Liberal Party standard bearer Senator Benigno “Noynoy” Aquino III Thursday disclosed the endorsement of the Iglesia ni Cristo (INC) of his candidacy finally put an end to the animosity between the influential religious group and his family which grew out of the latter’s request for the Cojuangcos to close down Hacienda Luisita in the ‘60s.

INC members had a bitter experience with Hacienda Luisita. Decades ago, INC farmers and family members were allegedly "forced out” of Hacienda Luisita because of labor issues. INC members resigned from the union after being prompted by their church circular dated April 1, 1959. Expulsion from the INC church was imposed on those who violated the circular.

The resignation of INC members from the United Luisita Workers' Union (NLU), resulted to a friction and ire between them (INC members) and the Union labor leaders, local residents in the Hacienda and the Hacienda Luisita (Tarlac Development Corporation). INC administration led by Erano Manalo tried to intervene but to no avail. They held meetings between the INC representatives and the union leaders but no amicable solutions were resolved. The INC decided to make a mass exodus of the INC members from the Hacienda Luisita. On February 1965, INC members made an exodus from the Hacienda Luisita to their new relocation site in Barrio Ma-Hgaya, Nueva Ecija.

The Iglesia Ni Cristo-Hacienda Luisita conflict may have triggered the decision of Manalo and his followers to refuse any involvement with Cory Aquino. When the 1986 People Power happened, Manalo and the INC members stood behind late strongman Ferdinand Marcos. They refused to heed the "call" of People Power with Cory Aquino.

Hacienda Luisita is a 6,435-hectare sugar plantation in Tarlac province owned by the Cojuangco family that was spared from actual distribution to farmer-beneficiaries of the Comprehensive Agrarian Reform Program (CARP) during the presidency of the senator’s mother, Corazon Aquino.

Hacienda Luisita Inc. (HLI), incorporated on Aug. 23, 1988, controls 70 percent of Luisita’s shares of stocks. The firm’s incorporators are Noynoy’s uncles and aunts: Pedro Cojuangco, Josephine Reyes, Jose Cojuangco Jr., Teresita A. Lopa, and Paz Teopaco, all brothers and sisters of the late President Corazon Aquino.

According to Aquino, the longstanding issue was never mentioned when he met with the leaders of the INC. He said he met INC Executive Minister Eduardo V. Manalo and the Church Council thrice during the campaign period.

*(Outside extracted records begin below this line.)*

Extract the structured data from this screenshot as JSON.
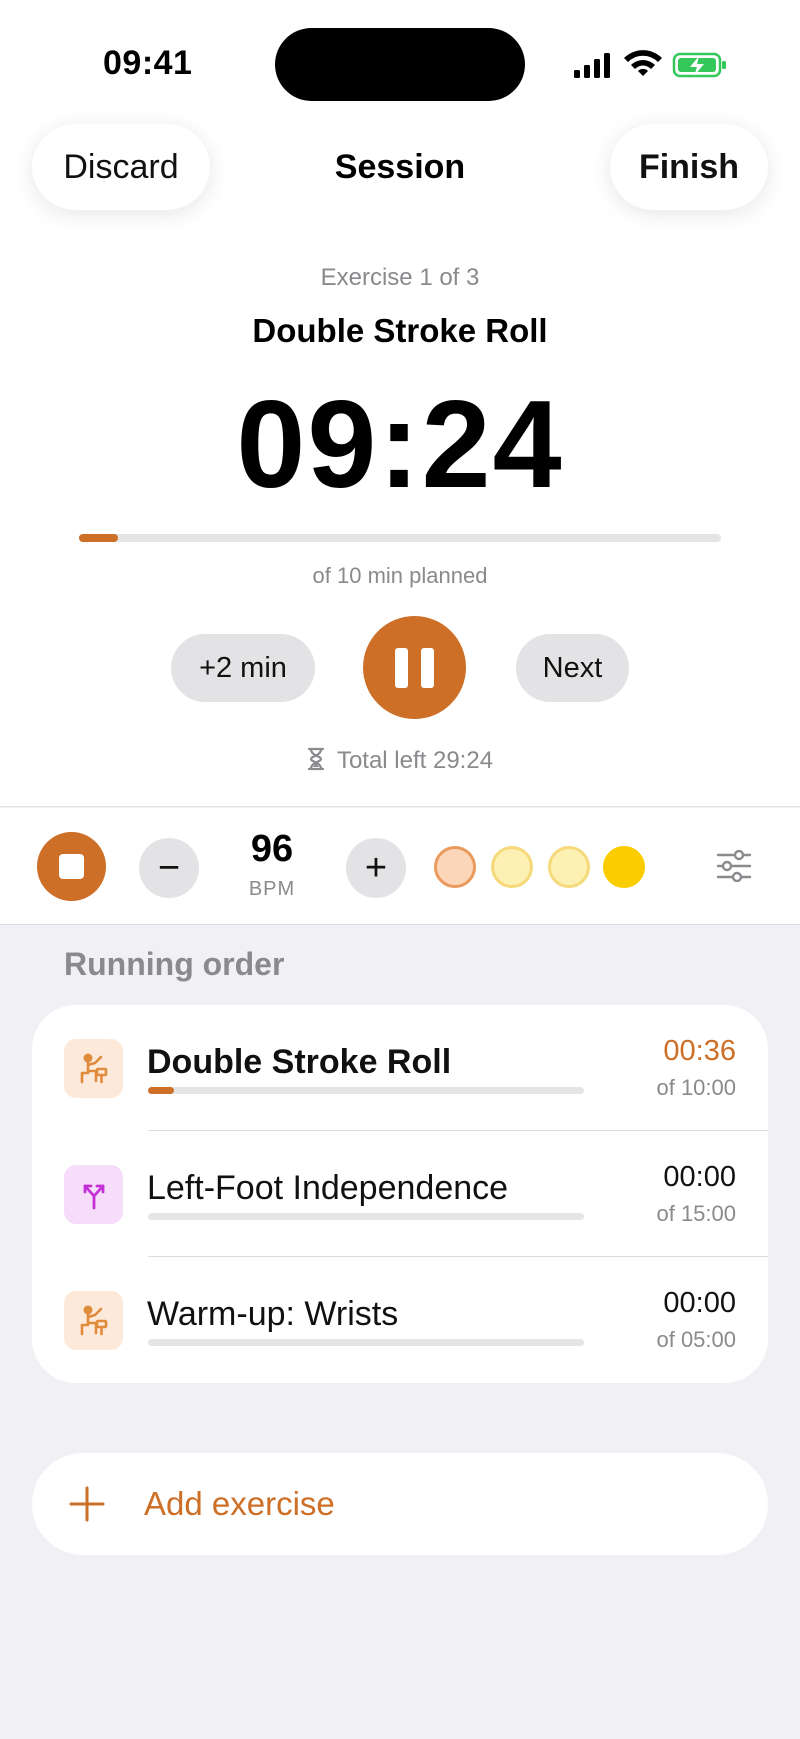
{
  "status_bar": {
    "time": "09:41"
  },
  "nav": {
    "discard_label": "Discard",
    "title": "Session",
    "finish_label": "Finish"
  },
  "current": {
    "counter": "Exercise 1 of 3",
    "name": "Double Stroke Roll",
    "timer": "09:24",
    "progress_fraction": 0.06,
    "planned": "of 10 min planned",
    "add_time_label": "+2 min",
    "next_label": "Next",
    "total_left": "Total left 29:24"
  },
  "metronome": {
    "bpm": "96",
    "unit": "BPM",
    "minus_label": "−",
    "plus_label": "+",
    "beats": [
      "accent",
      "normal",
      "normal",
      "current"
    ]
  },
  "running_order": {
    "title": "Running order",
    "items": [
      {
        "name": "Double Stroke Roll",
        "time": "00:36",
        "of": "of 10:00",
        "progress_fraction": 0.06,
        "active": true,
        "icon": "drummer-icon"
      },
      {
        "name": "Left-Foot Independence",
        "time": "00:00",
        "of": "of 15:00",
        "progress_fraction": 0,
        "active": false,
        "icon": "split-arrow-icon"
      },
      {
        "name": "Warm-up: Wrists",
        "time": "00:00",
        "of": "of 05:00",
        "progress_fraction": 0,
        "active": false,
        "icon": "drummer-icon"
      }
    ]
  },
  "add_exercise_label": "Add exercise",
  "colors": {
    "accent": "#cd6f27",
    "background": "#f0f0f5",
    "secondary_text": "#8a8a8e",
    "beat_current": "#fbcc00"
  }
}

The senator from Tarlac also pointed out that even during the time when he was running for Congress and the Senate the INC leadership did not send any word with regard to the matter.

“I have been the beneficiary since my second run in my congressional district second in the senatorial race and now for the presidency. And I am most grateful for the support they have given me,” Aquino told reporters during an ambush interview.

Aquino also said he did not offer something to the INC in exchange for its endorsement. Neither did the religious group make any demands, he said. “I did not offer anything. We are just here to serve the people,” Aquino said.

He stressed that he did not actually expect the endorsement of INC. “I am more of a pessimistic person. I prepare for the worst, hope for the best so if the worst comes instead of preparing for the best and the worst comes I will be ready,” Aquino said.

And with him leading in numerous surveys and now the endorsement of INC, does he feel he is the brink of winning the presidency? “I cannot look at it as a personal fight. This is not a question of Noynoy winning the presidency. This is a question of whether or not the people will be able to choose and their choice is reflected without question in the proclamations to be conducted in the proclamation of winning candidates in the presidential, vice presidential and national posts,” he said.